3. The Task Pipeline: Producer-Consumer Synchronization

Because ImGui state cannot be safely modified from a background thread, Manual Slop uses a Producer-Consumer model for all updates.

The Flow of an AI Request

  1. Produce: When you click "Gen + Send," the GUI thread produces a UserRequestEvent and pushes it into the AsyncEventQueue.
  2. Consume: The background asyncio loop pops this event and dispatches it to the ai_client. The GUI thread remains free to render and respond to other inputs.
  3. Task Backlog: When the AI responds, the background thread cannot update the UI text boxes directly. Instead, it appends a Task Dictionary to the _pending_gui_tasks list.
  4. Sync: On every frame, the GUI thread checks this list. If tasks exist, it acquires a lock, clears the list, and executes the updates (e.g., "Set AI response text," "Blink the terminal indicator").

4. The Execution Clutch: Human-In-The-Loop (HITL)
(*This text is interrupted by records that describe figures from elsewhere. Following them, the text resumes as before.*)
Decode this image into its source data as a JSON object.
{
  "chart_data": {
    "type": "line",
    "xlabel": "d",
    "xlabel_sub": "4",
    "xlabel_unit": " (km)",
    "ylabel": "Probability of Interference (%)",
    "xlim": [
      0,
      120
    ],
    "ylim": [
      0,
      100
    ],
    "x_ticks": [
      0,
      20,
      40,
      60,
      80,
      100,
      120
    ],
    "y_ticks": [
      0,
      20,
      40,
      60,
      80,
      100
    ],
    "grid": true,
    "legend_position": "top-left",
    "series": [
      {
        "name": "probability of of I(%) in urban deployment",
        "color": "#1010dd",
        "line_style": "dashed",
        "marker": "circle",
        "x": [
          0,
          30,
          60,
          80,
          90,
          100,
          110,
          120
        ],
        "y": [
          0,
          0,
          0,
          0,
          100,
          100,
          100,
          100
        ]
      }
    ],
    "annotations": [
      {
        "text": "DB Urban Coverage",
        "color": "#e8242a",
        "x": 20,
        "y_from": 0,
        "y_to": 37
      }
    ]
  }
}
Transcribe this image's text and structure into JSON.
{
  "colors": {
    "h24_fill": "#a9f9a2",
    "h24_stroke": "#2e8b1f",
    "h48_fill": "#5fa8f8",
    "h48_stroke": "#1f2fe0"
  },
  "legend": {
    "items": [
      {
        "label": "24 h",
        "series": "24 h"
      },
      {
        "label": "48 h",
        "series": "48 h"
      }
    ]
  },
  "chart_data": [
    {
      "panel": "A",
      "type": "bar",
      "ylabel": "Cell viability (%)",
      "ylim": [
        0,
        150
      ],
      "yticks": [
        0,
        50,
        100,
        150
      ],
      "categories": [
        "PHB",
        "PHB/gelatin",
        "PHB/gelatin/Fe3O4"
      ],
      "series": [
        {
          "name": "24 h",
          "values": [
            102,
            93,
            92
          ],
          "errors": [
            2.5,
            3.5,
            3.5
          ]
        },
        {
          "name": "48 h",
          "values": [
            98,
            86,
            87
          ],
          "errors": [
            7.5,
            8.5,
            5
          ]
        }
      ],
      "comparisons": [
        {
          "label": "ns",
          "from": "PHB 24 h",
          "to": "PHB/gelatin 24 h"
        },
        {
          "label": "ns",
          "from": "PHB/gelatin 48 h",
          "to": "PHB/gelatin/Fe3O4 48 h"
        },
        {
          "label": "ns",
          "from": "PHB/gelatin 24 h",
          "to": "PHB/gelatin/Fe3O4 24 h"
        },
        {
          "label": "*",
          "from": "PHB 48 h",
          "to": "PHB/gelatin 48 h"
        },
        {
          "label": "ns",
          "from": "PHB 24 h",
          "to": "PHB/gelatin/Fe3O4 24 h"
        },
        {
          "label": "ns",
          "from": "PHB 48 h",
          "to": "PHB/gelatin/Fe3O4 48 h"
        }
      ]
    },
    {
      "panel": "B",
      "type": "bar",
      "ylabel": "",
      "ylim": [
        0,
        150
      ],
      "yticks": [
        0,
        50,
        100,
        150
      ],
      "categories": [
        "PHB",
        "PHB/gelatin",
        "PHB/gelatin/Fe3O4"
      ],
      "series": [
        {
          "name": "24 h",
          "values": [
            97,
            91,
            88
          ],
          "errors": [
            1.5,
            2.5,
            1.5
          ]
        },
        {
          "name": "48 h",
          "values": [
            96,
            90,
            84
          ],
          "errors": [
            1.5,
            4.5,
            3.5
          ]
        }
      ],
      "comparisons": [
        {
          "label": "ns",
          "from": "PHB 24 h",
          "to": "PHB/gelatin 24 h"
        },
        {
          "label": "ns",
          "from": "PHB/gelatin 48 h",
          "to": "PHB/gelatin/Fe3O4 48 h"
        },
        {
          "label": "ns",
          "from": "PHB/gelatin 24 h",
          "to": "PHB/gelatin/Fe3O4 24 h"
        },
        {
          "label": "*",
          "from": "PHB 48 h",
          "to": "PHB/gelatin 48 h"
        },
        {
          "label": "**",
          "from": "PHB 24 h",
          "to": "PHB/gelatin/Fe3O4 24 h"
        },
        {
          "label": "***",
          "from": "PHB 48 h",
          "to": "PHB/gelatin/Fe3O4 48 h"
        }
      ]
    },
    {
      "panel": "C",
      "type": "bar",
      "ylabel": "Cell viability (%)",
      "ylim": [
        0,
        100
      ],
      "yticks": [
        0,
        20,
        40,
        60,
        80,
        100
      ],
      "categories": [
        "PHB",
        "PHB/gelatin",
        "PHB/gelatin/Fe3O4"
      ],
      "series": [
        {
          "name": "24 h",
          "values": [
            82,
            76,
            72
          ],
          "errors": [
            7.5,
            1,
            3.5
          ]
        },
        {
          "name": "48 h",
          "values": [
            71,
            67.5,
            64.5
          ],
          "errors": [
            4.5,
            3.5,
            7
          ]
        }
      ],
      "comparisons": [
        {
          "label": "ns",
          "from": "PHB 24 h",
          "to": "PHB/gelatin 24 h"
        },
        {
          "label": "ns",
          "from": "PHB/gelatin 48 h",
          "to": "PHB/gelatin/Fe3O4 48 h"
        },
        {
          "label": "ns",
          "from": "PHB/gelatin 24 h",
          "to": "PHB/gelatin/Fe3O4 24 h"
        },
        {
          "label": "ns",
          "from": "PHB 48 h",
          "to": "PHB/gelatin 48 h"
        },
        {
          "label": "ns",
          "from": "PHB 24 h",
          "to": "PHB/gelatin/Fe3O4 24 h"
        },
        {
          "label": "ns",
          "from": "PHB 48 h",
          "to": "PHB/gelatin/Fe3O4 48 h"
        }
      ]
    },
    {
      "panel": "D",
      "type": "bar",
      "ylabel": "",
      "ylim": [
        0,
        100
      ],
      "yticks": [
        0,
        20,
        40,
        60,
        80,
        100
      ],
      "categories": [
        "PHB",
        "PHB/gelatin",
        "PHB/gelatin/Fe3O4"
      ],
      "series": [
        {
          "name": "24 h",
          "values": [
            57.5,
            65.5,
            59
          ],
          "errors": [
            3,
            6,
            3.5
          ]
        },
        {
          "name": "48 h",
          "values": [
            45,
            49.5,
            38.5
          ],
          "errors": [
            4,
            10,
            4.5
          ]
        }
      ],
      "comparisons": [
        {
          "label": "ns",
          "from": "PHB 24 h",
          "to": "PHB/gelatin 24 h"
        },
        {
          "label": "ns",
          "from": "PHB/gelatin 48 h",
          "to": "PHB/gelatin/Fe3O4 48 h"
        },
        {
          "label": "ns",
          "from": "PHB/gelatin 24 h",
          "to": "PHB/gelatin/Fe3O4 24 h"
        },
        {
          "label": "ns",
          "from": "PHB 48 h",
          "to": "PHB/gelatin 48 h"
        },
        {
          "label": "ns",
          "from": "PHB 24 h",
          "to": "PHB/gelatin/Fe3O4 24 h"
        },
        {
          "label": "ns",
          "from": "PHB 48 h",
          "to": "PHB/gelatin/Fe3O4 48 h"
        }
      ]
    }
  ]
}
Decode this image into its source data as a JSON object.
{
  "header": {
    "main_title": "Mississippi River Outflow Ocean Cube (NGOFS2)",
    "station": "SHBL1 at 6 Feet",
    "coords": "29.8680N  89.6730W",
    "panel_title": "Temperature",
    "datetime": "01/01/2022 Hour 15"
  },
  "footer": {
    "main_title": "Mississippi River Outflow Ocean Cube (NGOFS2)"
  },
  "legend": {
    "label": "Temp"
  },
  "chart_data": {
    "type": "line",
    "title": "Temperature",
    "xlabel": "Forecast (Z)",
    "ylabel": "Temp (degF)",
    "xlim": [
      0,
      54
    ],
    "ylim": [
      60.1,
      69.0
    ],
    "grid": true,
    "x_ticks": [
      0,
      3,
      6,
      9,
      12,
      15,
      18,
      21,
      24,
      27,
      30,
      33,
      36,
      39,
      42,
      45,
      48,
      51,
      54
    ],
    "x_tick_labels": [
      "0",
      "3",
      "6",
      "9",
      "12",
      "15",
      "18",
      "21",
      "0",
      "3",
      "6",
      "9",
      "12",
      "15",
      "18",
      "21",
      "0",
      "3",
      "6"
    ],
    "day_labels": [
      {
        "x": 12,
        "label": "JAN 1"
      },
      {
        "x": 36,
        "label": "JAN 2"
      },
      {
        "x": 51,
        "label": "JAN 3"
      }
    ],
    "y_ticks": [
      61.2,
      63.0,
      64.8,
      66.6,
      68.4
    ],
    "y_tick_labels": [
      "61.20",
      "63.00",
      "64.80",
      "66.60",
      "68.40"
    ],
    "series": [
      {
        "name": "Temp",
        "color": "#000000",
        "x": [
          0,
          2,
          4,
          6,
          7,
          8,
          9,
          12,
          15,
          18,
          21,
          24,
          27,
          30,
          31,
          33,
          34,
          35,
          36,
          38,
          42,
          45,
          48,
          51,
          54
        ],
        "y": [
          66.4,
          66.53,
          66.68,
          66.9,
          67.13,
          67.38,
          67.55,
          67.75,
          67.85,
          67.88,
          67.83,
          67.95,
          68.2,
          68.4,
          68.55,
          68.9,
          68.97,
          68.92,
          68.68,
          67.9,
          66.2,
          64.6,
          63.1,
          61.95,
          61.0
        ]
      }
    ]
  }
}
The "Execution Clutch" is our answer to the "Black Box" problem of AI. It allows you to shift from automatic execution to a manual, deterministic step-through mode.

How the "Shifting" Works

When the AI requests a destructive action (like running a PowerShell script), the background execution thread is suspended using a threading.Condition:

  1. The Pause: The thread enters a .wait() state. It is physically blocked.
  2. The Modal: A task is sent to the GUI to open a modal dialog.
  3. The Mutation: The user can read the script, edit it, or reject it.
  4. The Unleash: When the user clicks "Approve," the GUI thread updates the shared state and calls .notify_all(). The background thread "wakes up," executes the (potentially modified) script, and reports the result back to the AI.

5. Security: The MCP Allowlist

To prevent "hallucinated" file access, every filesystem tool (read, list, search) is gated by the MCP (Model Context Protocol) Bridge:

  • Resolution: Every path requested by the AI is resolved to an absolute path.
  • Checking: It is verified against the project's base_dir. If the AI tries to read_file("C:/Windows/System32/..."), the bridge intercepts the call and returns an ACCESS DENIED error to the model before the OS is ever touched.

6. Telemetry & Auditing

Every interaction in Manual Slop is designed to be auditable:

  • JSON-L Comms Logs: Raw API traffic is logged for debugging and token cost analysis.
  • Generated Scripts: Every script that passes through the "Clutch" is saved to scripts/generated/.
  • Performance Monitor: Real-time metrics (FPS, Frame Time, Input Lag) are tracked and can be queried via the Hook API to ensure the UI remains "fluid" under load.